Siehe, es kommt die Zeit… – es sind tatsächlich nur fünf Worte, die eine Sehnsucht ansprechen, die wir alle kennen: Da kommt noch etwas… da steht noch etwas aus, auf das wir warten.

Ich spüre, wie mich diese Hoffnungsworte packen – dass ich ihnen Raum geben will in meinem Leben. Wie kann mir, wie kann uns allen das gelingen, dass wir dieser Vision von Gerechtigkeit Raum geben?
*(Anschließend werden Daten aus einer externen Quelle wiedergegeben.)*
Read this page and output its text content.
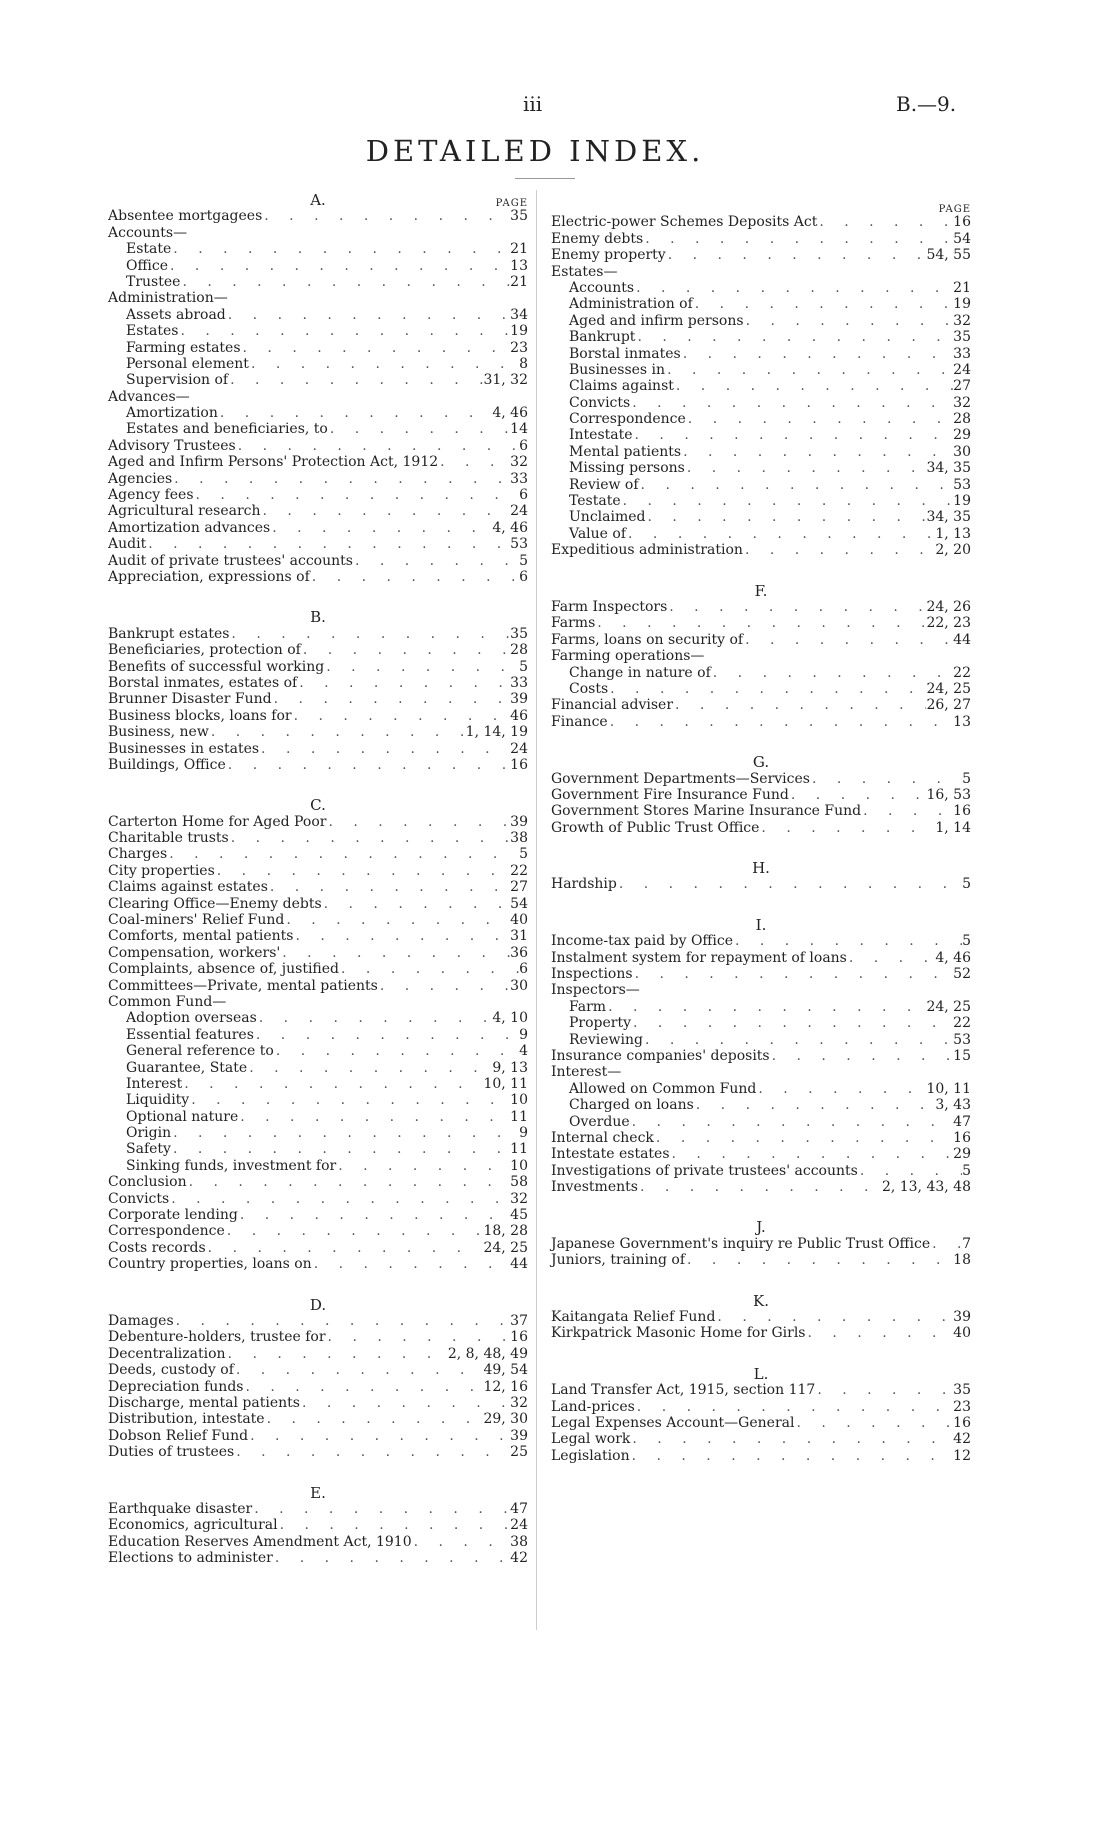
iii	B.—9.
DETAILED INDEX.
A.	PAGE
Absentee mortgagees . . .	35
Accounts—
Estate . . .	21
Office . . .	13
Trustee . . .	21
Administration—
Assets abroad . . .	34
Estates . . .	19
Farming estates . . .	23
Personal element . . .	8
Supervision of . . .	31, 32
Advances—
Amortization . . .	4, 46
Estates and beneficiaries, to . . .	14
Advisory Trustees . . .	6
Aged and Infirm Persons' Protection Act, 1912 . . .	32
Agencies . . .	33
Agency fees . . .	6
Agricultural research . . .	24
Amortization advances . . .	4, 46
Audit . . .	53
Audit of private trustees' accounts . . .	5
Appreciation, expressions of . . .	6
B.
Bankrupt estates . . .	35
Beneficiaries, protection of . . .	28
Benefits of successful working . . .	5
Borstal inmates, estates of . . .	33
Brunner Disaster Fund . . .	39
Business blocks, loans for . . .	46
Business, new . . .	1, 14, 19
Businesses in estates . . .	24
Buildings, Office . . .	16
C.
Carterton Home for Aged Poor . . .	39
Charitable trusts . . .	38
Charges . . .	5
City properties . . .	22
Claims against estates . . .	27
Clearing Office—Enemy debts . . .	54
Coal-miners' Relief Fund . . .	40
Comforts, mental patients . . .	31
Compensation, workers' . . .	36
Complaints, absence of, justified . . .	6
Committees—Private, mental patients . . .	30
Common Fund—
Adoption overseas . . .	4, 10
Essential features . . .	9
General reference to . . .	4
Guarantee, State . . .	9, 13
Interest . . .	10, 11
Liquidity . . .	10
Optional nature . . .	11
Origin . . .	9
Safety . . .	11
Sinking funds, investment for . . .	10
Conclusion . . .	58
Convicts . . .	32
Corporate lending . . .	45
Correspondence . . .	18, 28
Costs records . . .	24, 25
Country properties, loans on . . .	44
D.
Damages . . .	37
Debenture-holders, trustee for . . .	16
Decentralization . . .	2, 8, 48, 49
Deeds, custody of . . .	49, 54
Depreciation funds . . .	12, 16
Discharge, mental patients . . .	32
Distribution, intestate . . .	29, 30
Dobson Relief Fund . . .	39
Duties of trustees . . .	25
E.
Earthquake disaster . . .	47
Economics, agricultural . . .	24
Education Reserves Amendment Act, 1910 . . .	38
Elections to administer . . .	42
PAGE
Electric-power Schemes Deposits Act . . .	16
Enemy debts . . .	54
Enemy property . . .	54, 55
Estates—
Accounts . . .	21
Administration of . . .	19
Aged and infirm persons . . .	32
Bankrupt . . .	35
Borstal inmates . . .	33
Businesses in . . .	24
Claims against . . .	27
Convicts . . .	32
Correspondence . . .	28
Intestate . . .	29
Mental patients . . .	30
Missing persons . . .	34, 35
Review of . . .	53
Testate . . .	19
Unclaimed . . .	34, 35
Value of . . .	1, 13
Expeditious administration . . .	2, 20
F.
Farm Inspectors . . .	24, 26
Farms . . .	22, 23
Farms, loans on security of . . .	44
Farming operations—
Change in nature of . . .	22
Costs . . .	24, 25
Financial adviser . . .	26, 27
Finance . . .	13
G.
Government Departments—Services . . .	5
Government Fire Insurance Fund . . .	16, 53
Government Stores Marine Insurance Fund . . .	16
Growth of Public Trust Office . . .	1, 14
H.
Hardship . . .	5
I.
Income-tax paid by Office . . .	5
Instalment system for repayment of loans . . .	4, 46
Inspections . . .	52
Inspectors—
Farm . . .	24, 25
Property . . .	22
Reviewing . . .	53
Insurance companies' deposits . . .	15
Interest—
Allowed on Common Fund . . .	10, 11
Charged on loans . . .	3, 43
Overdue . . .	47
Internal check . . .	16
Intestate estates . . .	29
Investigations of private trustees' accounts . . .	5
Investments . . .	2, 13, 43, 48
J.
Japanese Government's inquiry re Public Trust Office . . . 7
Juniors, training of . . .	18
K.
Kaitangata Relief Fund . . .	39
Kirkpatrick Masonic Home for Girls . . .	40
L.
Land Transfer Act, 1915, section 117 . . .	35
Land-prices . . .	23
Legal Expenses Account—General . . .	16
Legal work . . .	42
Legislation . . .	12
Dass wir die Sehnsucht wachhalten, dass es anders sein könnte, heller, kreativer, lebensfroher – lebenssatt?

In meinem Alltag helfen mir Rituale, diese Hoffnung wachzuhalten. Jedes Jahr hängt in meinem Arbeitszimmer der Kalender „Der Andere Advent“ – gefüllt mit Texten und Bildern für jeden Tag im Advent. Sie helfen mir, die Hoffnung wachzuhalten… Oder, beim Weihnachtseinkauf in der City, einfach einmal in eine unserer schönen Kirchen zu gehen, Stille zu atmen, innezuhalten und sich darüber klarzuwerden, warum wir das eigentlich alles tun. Diese Hoffnung zu spüren, die mit Jeremias Worten verbunden ist: Siehe, es kommt die Zeit!

„Der HERR ist unsere Gerechtigkeit“: Der Name des kommenden Königs, den Jeremia verheißt, ist einer, der die Welt gerecht macht. Der uns jetzt die Tatkraft gibt, Schritte daraufhin zu tun. Sichtbar werden diese Schritte zum Beispiel an den Stellen, an denen wir in unserer Stadt das Thema der Armut und sozialen Ausgrenzung in den Blick nehmen. In Essen ist jedes dritte Kind von Kinderarmut betroffen (in unserem Bundesland ist es jedes fünfte, schlimm genug!). Räumlich konzentriert sich Armut speziell in den Stadtteilen der Innenstadt und in Altendorf, Bergeborbeck, Altenessen-Süd und Katernberg. Wo jemand geboren wird, entscheidet dort viel zu häufig über den weiteren Lebensweg. An der Schullaufbahn wird dies deutlich: Viel mehr Kindern aus dem Essener Süden gelingt der Sprung aufs Gymnasium. In Bredeney liegt die Übergangsquote zum Gymnasium bei 88 Prozent – in Vogelheim bei 19 Prozent. Das soziale Nord-Süd-Gefälle vertieft sich.

Die Evangelische und die Katholische Kirche, ihre Diakonie und ihre Caritas beteiligen sich daran, Armut im Ansatz zu bekämpfen. Denn gerade im Ruhrgebiet ist durch die hohe Sockelarbeitslosigkeit ein erhöhtes Armutsrisiko gegeben. Bei all unserem christlichen Einsatz dürfen wir das nicht aus den Augen verlieren. Mit unserer sozialdiakonischen Arbeit geben wir vielen Kindern, Jugendlichen und Erwachsenen in unseren Jugend- und Gemeindehäusern, in Familienzentren und Einrichtungen der Diakonie ein zweites Zuhause. Streetwork, Freizeitangebote, internationale Angebote weisen den richtigen Weg.

Siehe, es KOMMT die Zeit… JETZT ist die Zeit an uns, die Worte des Propheten nicht als leere Phrasen in den Kirchen und Gemeindehäusern verhallen zu lassen, sondern sie umzusetzen. Und uns damit in unserem Umfeld für eine gerechtere Welt einzusetzen. Vielleicht kennen Sie das Gebet von Franz von Assisi: Gott, mache mich zu einem Werkzeug deines Friedens! Mit Jeremia beten wir: Gott, mache mich zu einem Werkzeug deiner Gerechtigkeit!